Showing posts with label Plays. Show all posts
Showing posts with label Plays. Show all posts

Thursday, April 26, 2007

Yeah-but

Yesterday when I came home, besides wanting to drop off immediately, I also felt this weird uncomfortable gut feeling. Well, not exactly uncomfortable. More like, sad. Helpless sad. Cant-d0-anything-about-it sad. I realized as i was writing, no struggling, to write that last answer, on that stupid paper, that it was the last time I would be studying drama. Its just...I know i can always read plays, and watch them and all that. But.
I miss my classroom discussions. Or even telephone conversations. Even if we are trained to think only in terms of question answers. Not all the time though. Yes, so I know i 'yeah-but'. But look at it this way. There arent too many things that can get me excited or enthused.
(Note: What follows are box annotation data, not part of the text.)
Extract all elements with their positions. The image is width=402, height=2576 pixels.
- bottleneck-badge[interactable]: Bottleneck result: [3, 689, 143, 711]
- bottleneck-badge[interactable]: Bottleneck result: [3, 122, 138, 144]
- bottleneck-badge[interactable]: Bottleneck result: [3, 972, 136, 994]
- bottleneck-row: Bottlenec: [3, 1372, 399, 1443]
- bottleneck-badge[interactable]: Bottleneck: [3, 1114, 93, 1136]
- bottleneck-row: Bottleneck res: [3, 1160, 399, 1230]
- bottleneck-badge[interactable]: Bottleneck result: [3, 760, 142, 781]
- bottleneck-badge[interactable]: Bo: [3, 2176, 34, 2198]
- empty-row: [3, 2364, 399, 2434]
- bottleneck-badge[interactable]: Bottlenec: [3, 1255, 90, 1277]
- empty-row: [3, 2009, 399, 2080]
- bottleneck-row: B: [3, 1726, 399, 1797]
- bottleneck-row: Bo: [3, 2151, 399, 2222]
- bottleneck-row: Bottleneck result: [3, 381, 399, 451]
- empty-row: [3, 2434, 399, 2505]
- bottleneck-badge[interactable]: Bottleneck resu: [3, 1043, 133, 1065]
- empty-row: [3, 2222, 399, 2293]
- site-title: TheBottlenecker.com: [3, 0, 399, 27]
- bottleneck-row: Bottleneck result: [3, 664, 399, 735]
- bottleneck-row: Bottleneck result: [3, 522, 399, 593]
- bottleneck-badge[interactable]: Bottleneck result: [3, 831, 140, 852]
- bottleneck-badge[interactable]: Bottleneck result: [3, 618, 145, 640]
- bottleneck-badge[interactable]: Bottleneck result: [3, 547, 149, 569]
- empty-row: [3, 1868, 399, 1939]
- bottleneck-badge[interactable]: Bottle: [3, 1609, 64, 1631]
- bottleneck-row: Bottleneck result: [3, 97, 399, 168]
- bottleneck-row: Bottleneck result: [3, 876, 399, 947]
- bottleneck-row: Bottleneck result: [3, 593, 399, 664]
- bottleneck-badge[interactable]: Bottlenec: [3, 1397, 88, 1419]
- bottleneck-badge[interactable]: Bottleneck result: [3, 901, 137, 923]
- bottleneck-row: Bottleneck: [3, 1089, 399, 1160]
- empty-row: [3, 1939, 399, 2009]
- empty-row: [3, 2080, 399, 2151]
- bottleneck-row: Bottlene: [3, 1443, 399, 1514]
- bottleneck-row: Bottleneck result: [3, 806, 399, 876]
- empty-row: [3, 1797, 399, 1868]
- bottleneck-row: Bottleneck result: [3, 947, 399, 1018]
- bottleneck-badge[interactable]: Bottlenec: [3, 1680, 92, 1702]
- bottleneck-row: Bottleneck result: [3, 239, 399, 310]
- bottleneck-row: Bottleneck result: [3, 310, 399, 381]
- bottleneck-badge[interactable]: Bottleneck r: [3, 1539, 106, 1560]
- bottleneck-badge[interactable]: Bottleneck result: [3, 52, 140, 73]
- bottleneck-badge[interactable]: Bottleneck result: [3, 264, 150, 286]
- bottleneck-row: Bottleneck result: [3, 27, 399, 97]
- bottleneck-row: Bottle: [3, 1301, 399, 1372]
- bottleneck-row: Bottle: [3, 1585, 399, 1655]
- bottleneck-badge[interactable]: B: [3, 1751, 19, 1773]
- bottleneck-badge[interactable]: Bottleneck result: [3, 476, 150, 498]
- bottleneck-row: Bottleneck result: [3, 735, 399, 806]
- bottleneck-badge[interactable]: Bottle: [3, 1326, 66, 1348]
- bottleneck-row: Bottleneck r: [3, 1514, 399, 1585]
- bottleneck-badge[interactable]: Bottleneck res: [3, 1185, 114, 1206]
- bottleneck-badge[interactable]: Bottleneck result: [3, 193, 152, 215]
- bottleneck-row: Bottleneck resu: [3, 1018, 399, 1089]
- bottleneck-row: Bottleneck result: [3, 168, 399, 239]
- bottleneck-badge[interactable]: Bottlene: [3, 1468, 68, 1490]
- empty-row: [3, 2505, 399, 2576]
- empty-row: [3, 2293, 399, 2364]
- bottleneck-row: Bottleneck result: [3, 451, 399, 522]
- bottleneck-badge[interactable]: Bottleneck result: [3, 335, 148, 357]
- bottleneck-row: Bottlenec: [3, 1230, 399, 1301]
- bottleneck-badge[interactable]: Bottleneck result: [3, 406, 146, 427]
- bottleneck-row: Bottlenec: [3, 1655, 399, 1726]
I shall miss yeah-butting. Somehow I cant picture myself yeah-butting press laws.
Plays are so much more real somehow. I love poetry too, but that is such a personal thing. If i like a play, I'll talk about it to everyone till they get tired of it. Poems, I'll consider who I'm talking to. Maybe its the live thing that works. When i'm reading it, I'm always seeing it as well. And thinking sets, and costumes, and where would someone stand, and what colours could be used. And who would play what. Its happened so many times that I have met people who would be perfect for some role, random people totally.
But then, I like being taught as well. Even if I learn nothing new, its amazing how what you think can be said by someone else in such an exciting way. And there's so much more life to it. I already said that i think. Oh, i cant explain it. I'm just not done with it. (Whine, whine)
Ah, anyway.
These are the last plays I saw and liked: Macbeth, Intro, Kangal Malshat, Homecoming, BroadwayBound, Evita, Feriwala-r Mrityu. I wish I could link them all.
These are the plays I want to see performed: Look Back in Anger, The Glass Menagerie, Pygmalion, The Caretaker, The Birthday Party, Ghosts, Dr. Faustus, What Where, Rock 'n' Roll. Oh and so many more.
Anyway, its raining now. So i shall presently try to stick my head out of that infernal roof cover in such a manner that i can catch the raindrops on my face without breaking my neck.
Oh, and I'm also attempting to put one of those online library things on my blog. Keep looking. Funny, how you cant remember the names of books you've had for years. The pressure is too much. I have more books.

Sunday, April 08, 2007

Have you ever noticed how noisy women are? Have you? the way they kick the floor about, simply walking over it? Or have you watched them sitting at their dressing tables, dropping their weapons and banging down their bits of boxes and brushes and lipsticks?
I've watched her doing it night after night. When you see a woman in front of her bedroom mirror, you realize what a refined sort of butcher she is....

You've got to be fundamentally insensitive to be as noisy and clumsy as that...Slamming their doors, stamping their high heels, banging their irons and saucepans--the eternal flaming racket of the female.
- Mr. James Porter, age 25, a lost cause.
(Ouch! *wince* But you know, its all true.)

I may be a lost cause, but I thought if you loved me, it needn't matter.

(And i shall be quoting again. I would quote the entire book if i could. But i wont. You will read it for yourself if u want to do something meaningful with you life. Or if you simply want to get mindfucked. I dont care which. Just read it.)